On a muggy day on August 2nd of 1805, Jacob walked into the Stubenville Land Office to claim Section 29 (a section set aside for Revolutionary War Veterans,) Township 9, Range 8 as his own.[iv] By the time he registered the warrant for his 160 acre plot, part of what would one day be Pike Township, Stark County, Ohio, a great deal had happened in his and Mary’s life. Little David (named after David Huston?) and Margaret were born; his two first-born sons had married and given them their first grandchildren. Their life together, I imagine, bore a joy that only comes from such an increase.

Then, sometime between 1805 and about 1810, Jacob died. Whether it was from the yellow fever that ran rampant at the time, an accident in a harsh land, or a hard life early taken, we can never know. But Mary, left with at least 6 children in her care, needed to stand strong and, in these times, required a man’s help. She soon married a George D. Roberts. No record of him exists beyond the court records filed after alexander Huston’s death in 1814, and, by 1820, she was living independently with her two youngest children in Darby Township, Union County, Ohio, far from the land Jacob had claimed.

From my perspective, there is no evidence of warmth in the brief union of George Roberts and Mary Croy.

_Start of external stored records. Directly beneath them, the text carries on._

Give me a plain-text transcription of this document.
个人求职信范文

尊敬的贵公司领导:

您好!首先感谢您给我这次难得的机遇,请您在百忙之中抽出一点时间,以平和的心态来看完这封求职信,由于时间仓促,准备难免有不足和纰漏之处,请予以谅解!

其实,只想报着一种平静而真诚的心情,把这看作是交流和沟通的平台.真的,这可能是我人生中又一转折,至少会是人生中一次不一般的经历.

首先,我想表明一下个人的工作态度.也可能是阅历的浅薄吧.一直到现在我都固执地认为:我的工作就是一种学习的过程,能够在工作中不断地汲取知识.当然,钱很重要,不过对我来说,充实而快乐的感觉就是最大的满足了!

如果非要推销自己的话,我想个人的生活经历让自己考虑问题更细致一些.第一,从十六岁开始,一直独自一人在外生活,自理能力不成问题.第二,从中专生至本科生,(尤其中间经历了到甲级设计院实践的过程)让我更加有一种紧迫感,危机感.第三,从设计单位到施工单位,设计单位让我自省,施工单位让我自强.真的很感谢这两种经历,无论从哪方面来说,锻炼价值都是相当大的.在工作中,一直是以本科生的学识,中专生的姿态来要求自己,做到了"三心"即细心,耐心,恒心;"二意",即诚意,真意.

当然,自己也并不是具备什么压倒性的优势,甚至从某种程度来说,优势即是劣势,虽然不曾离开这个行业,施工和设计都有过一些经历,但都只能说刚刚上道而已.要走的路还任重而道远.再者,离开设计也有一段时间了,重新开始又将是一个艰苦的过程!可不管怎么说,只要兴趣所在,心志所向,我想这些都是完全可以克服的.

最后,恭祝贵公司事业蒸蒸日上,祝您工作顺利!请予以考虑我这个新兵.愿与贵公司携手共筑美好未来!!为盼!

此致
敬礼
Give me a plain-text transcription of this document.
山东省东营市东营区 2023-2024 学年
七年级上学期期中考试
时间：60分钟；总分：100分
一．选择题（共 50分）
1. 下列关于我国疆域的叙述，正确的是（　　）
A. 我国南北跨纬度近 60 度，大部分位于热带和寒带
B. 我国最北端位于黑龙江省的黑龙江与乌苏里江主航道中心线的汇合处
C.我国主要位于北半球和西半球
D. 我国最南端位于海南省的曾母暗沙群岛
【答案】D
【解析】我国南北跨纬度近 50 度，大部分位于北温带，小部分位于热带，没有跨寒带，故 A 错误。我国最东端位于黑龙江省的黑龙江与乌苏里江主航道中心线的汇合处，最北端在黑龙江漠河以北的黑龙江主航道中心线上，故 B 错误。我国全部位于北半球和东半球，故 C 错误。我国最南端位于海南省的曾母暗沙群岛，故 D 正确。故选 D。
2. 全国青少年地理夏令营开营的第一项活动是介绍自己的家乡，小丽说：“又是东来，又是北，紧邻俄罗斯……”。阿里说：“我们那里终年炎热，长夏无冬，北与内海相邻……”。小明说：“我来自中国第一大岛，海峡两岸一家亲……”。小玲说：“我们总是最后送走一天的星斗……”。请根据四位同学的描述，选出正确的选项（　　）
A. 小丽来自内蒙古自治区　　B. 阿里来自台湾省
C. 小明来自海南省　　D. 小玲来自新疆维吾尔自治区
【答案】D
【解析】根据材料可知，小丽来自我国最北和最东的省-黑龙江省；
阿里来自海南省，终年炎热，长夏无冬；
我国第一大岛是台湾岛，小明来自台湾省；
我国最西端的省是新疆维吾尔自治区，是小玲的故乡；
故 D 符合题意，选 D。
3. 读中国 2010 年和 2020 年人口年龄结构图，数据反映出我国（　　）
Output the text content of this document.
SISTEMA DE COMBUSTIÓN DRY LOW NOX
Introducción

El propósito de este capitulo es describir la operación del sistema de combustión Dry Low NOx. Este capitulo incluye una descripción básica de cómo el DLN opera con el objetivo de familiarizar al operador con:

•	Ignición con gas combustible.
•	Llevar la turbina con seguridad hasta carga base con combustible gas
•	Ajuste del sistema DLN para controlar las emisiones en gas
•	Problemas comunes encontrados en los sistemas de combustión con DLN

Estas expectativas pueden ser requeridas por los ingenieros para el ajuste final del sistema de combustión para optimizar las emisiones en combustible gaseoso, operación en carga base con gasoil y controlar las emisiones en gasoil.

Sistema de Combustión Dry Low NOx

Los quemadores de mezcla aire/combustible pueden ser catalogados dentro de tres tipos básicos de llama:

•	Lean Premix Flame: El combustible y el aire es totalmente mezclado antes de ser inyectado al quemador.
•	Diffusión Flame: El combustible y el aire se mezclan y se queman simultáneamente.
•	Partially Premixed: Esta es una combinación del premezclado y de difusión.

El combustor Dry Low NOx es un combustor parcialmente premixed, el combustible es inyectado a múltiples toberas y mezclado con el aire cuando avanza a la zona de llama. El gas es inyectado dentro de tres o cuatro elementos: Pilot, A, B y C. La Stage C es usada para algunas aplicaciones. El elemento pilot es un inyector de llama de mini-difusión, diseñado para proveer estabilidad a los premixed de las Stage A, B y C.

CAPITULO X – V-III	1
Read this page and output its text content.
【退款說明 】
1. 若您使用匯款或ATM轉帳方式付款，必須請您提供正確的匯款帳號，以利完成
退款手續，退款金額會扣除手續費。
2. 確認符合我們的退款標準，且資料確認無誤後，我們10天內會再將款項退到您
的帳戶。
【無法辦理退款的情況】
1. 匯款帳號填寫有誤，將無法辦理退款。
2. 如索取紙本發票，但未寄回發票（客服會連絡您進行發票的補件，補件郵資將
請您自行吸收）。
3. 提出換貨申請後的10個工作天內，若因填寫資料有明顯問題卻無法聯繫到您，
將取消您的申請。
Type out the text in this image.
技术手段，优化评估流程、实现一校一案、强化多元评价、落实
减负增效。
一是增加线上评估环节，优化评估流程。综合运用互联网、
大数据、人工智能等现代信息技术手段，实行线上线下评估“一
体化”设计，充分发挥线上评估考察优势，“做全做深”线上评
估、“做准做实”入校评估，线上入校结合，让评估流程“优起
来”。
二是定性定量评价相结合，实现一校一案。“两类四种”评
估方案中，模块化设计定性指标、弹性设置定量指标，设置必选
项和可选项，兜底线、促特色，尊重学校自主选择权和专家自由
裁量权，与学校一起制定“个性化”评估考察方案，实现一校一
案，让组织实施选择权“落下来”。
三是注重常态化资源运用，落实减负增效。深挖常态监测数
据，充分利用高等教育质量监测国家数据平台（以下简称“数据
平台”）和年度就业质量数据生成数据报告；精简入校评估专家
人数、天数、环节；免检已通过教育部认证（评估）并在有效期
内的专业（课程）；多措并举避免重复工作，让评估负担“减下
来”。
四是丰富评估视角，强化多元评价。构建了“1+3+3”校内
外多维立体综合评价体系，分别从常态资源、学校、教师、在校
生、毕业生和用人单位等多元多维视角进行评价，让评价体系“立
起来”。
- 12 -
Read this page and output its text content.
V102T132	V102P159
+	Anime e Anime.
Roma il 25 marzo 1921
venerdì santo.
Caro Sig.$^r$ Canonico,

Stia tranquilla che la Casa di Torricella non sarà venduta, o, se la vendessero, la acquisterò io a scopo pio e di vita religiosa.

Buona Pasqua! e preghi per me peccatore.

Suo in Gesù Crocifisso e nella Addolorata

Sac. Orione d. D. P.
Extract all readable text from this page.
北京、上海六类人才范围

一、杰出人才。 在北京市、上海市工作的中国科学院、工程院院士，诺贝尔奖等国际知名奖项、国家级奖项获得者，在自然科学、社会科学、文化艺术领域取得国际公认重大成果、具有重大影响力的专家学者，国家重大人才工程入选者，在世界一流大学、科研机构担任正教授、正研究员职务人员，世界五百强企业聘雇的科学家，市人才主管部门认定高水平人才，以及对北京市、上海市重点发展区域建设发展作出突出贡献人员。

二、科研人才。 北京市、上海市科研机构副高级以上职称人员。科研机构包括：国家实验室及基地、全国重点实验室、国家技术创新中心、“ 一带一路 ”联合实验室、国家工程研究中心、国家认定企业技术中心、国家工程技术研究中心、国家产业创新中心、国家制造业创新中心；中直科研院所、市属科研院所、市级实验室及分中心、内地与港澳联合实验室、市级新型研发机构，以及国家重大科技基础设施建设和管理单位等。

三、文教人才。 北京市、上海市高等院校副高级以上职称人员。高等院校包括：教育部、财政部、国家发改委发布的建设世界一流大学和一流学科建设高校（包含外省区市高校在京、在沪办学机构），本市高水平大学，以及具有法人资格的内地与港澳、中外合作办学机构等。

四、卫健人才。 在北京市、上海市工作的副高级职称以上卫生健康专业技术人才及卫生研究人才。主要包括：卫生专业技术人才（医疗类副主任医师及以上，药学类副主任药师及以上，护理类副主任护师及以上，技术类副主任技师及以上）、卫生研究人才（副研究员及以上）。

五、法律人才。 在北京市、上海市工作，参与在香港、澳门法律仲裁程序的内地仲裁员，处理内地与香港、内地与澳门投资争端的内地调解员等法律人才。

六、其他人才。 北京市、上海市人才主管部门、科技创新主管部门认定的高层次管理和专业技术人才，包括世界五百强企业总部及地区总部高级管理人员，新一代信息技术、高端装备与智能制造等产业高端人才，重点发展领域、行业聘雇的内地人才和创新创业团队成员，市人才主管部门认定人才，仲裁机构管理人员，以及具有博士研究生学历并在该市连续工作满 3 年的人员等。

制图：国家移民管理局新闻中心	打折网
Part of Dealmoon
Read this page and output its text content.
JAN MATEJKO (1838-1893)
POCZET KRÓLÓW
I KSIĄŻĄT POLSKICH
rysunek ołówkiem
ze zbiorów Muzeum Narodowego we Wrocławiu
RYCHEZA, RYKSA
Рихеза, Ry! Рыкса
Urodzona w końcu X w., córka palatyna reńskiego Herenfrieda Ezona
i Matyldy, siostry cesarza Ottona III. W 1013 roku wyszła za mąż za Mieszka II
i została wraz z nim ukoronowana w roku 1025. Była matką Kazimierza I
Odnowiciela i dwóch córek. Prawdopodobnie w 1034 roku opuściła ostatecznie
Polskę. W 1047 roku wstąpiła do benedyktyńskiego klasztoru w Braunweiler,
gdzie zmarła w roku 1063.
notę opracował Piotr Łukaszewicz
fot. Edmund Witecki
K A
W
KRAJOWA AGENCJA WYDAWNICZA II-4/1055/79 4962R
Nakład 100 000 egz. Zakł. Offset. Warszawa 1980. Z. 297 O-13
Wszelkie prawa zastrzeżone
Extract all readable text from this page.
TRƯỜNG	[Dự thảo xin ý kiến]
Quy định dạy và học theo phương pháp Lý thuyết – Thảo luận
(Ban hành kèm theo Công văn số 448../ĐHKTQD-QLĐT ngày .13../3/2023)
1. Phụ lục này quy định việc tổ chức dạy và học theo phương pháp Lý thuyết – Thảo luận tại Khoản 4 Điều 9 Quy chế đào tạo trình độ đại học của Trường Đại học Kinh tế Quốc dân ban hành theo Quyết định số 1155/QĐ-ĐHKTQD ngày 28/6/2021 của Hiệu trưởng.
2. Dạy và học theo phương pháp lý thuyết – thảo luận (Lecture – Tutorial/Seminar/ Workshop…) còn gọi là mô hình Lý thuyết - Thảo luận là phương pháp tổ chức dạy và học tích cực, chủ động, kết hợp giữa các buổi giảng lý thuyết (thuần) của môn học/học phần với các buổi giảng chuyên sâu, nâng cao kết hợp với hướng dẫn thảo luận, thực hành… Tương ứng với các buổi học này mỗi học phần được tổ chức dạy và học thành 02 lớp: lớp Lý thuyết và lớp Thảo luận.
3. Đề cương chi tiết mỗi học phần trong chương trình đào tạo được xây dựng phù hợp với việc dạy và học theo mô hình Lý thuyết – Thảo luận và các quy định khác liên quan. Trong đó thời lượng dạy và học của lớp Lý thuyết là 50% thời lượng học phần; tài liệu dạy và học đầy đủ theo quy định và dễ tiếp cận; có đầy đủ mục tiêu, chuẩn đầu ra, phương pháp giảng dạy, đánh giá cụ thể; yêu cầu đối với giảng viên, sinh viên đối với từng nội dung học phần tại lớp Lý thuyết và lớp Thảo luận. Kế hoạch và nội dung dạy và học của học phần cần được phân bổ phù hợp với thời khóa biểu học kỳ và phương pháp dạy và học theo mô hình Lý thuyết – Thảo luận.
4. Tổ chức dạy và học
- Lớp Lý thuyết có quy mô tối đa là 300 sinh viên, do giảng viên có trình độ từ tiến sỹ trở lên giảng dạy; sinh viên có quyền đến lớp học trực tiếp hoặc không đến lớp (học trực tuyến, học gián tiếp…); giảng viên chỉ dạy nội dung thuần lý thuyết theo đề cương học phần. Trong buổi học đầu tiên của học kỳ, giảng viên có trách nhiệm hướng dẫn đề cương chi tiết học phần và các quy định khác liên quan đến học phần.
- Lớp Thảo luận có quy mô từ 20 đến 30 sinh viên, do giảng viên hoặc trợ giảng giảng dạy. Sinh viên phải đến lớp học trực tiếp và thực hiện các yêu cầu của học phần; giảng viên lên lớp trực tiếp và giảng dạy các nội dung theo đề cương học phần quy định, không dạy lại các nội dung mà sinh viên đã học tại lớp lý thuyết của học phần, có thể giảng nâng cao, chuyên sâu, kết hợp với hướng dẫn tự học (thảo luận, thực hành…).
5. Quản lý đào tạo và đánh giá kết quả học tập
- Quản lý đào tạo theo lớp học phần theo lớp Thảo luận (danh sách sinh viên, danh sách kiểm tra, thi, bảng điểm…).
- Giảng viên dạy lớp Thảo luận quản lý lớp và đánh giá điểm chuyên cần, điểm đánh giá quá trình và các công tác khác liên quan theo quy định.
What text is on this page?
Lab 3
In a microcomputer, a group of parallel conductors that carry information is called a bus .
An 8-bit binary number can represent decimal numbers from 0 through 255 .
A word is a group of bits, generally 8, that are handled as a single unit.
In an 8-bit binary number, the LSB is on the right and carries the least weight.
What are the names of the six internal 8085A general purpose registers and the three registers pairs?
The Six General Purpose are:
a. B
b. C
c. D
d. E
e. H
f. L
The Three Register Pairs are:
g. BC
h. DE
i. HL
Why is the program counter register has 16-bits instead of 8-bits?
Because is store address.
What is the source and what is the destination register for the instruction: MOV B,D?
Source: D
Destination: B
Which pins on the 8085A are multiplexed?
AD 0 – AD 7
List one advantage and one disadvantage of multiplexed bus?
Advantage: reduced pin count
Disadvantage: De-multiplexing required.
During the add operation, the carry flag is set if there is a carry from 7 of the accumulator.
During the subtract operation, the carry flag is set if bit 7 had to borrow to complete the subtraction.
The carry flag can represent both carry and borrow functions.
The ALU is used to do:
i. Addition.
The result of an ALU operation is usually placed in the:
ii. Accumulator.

The boys in the family found solace and support in the families of their spouses. Jacob Croy connected with the Stoner family and, even after his wife died in 1825, joined with Rachael Croy Stoner and John Stoner in Indiana.[v] Richard Croy found work in the burgeoning canal economy of Portage County and moved away completely.[vi] Mathias went with brother Andrew to joined Jacob Oswalt and their Aunt, Rebecca Huston Oswalt, in Rose Township, Stark County.iii This was a logical move since Andrew had married Susannah Oswalt, his “kissing cousin,” and my 3x great grandmother.

Meanwhile the youngest children and Elizabeth, her oldest daughter, rallied round their mother in Union County. They made the county their home and lived by her until she died on August 9, 1824, [vii]19 years and 6 days after Jacob walked into the Stubenville Land Office to make his claim. My her request or from their own understanding, they had these words carved into her gravestone, “In Memory of Mary Croy, Wife of Jacob Croy, Forever in Our Hearts.”

[i] Ancestry.com. Pennsylvania, Land Warrants and Applications, 1733-1952 [database on-line]. Provo, UT, USA: Ancestry.com Operations, Inc., 2012.Original data: Warrant Applications, 1733-1952. Harrisburg, PA: Pennsylvania State Archives. Land Warrants. Pennsylvania State Archives, Harrisburg, PA.
[ii] Londonderry Township Tax Record, 1792 Bedford County Historical Society, Pioneer Library, 6441 Lincoln Highway, Bedford, PA 15522, (814)623-2011.
[iii] Additional information and documentation to follow in a later post.
[iv]Ancestry.com. Early Ohioans’ residences from the land grant records [database on-line]. Provo, UT: The Generations Network, Inc., 2005. Original data: Riegel, Mayburt Stephenson,. Early Ohioans’ residences from the land grant records. Mansfield, Ohio: Ohio Genealogical Society, 1976.
[v] Find A Grave. Find A Grave. http://www.findagrave.com/cgi-bin/fg.cgi. Eagle Cemetery, LaGrange County, Indiana and Pleasant Hill Cemetery, Marion County, Ohio
[vi] Chancery Records Alexander Huston wills Ancestry.com. 1840, 1850 United States Federal Census [database on-line]. Provo, UT, USA: Ancestry.com Operations, Inc., 2010. Images reproduced by FamilySearch.Original data: Sixth Census of the United States, 1840. (NARA microfilm publication M704, 580 rolls). Records of the Bureau of the Census, Record Group 29. National Archives, Washington, D.C.